By Dinesh Arora
While several industry sectors look for sops and concessions from the Finance Minister Arun Jaitley in his second full-term budget, the 4,200 Indian startups have some of their own expectations from it.
Recent events – particularly, the introduction of ‘Startup India’ programme – have demonstrated that the government is realising the need for supporting startups and is giving them time and attention. However, India lags behind several other nations in terms of having an ecosystem and culture that nurtures startups.
Startups often have a low influence in propagating their interests to the relevant authorities, primarily because of three reasons. Firstly, startups are small companies, have limited approach, and are thus not taken very seriously. Second, most startups don’t have political connections, linkages or lineages – something that the big businesses have aplenty and use to influence policy decisions. Third, startups with viable business ideas are doing well with the help of private funding and their leaders’ entrepreneurial spirit, creating a perception that they don’t need any further help from the government. In truth, startups in India need an enabling environment in order to grow into world-scale organisations.
Following simple measures can help startups flourish further and create more unicorns.
Easy Entry and Easy Exit: While the registration of companies has been made quicker and easier, some effort must be directed in the direction of creating a single window for all taxes and compliances. It is a little difficult to achieve in India’s federal structure with division of power and authorities between the Centre and the states, and the current political environment with different governments belonging to rival political parties. However, any steps in this direction would be of great help.
Further, just the way the startups have a right to do business, it is equally important that they have the freedom ‘not’ to do business. There is a very high failure rate among startups. Whereas in India, after incorporating a company, the promoters find themselves in a labyrinth with no way out except to commit to the success of the venture, or to perish. Government must create policies that help winding down companies in organised manner with safe exit to the promoters, to encourage more people to take up an entrepreneurial venture.

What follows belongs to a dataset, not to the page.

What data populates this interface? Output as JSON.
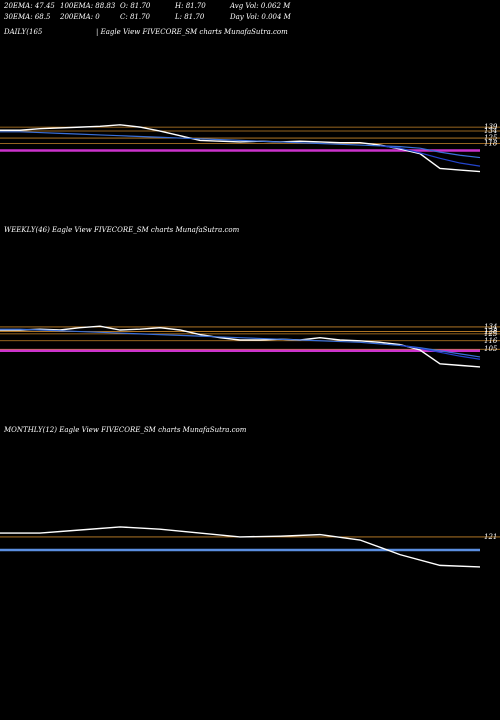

Fund of Funds: The government has evinced a lot of conviction in the power of startups by announcing Rs 10,000-crore fund for innovation-driven enterprises. The details are eagerly awaited to see how these funds will be deployed. While there are various bodies certifying a company as a startup, it remains to be seen how detailed policies are developed to ensure a seamless implementation.
Tax Breaks: Most startups do not benefit from tax breaks as those mostly make losses in initial years, and going by recent trends, the bigger the idea is, higher is the loss in early stages. However, the government can help by providing tax breaks to the supporting ecosystem, such as Incubators and Accelerators, Angel Investors (Capital Gains exemption to bring them at par with stock market transactions), and organisations providing skilled manpower.
Smart Spend on Smart Cities and Infrastructure: Last but definitely not the least, there must be ample focus on developing the infrastructure and prudent spend on building Smart Cities, as this impacts all startups either directly or indirectly. Good infrastructure – such as internet, connectivity, incubator facilities, among the usual ones including logistics – is as important for startups as it is for any citizen or other companies.
Startups present a wonderful opportunity for faster employment and rapid deployment of high-skilled labour. It would be fair to say that what the government stands to gain from the success of startups far outweighs than what they need from the budget.
The writer is a partner (deals) at PwC India. His views are personal.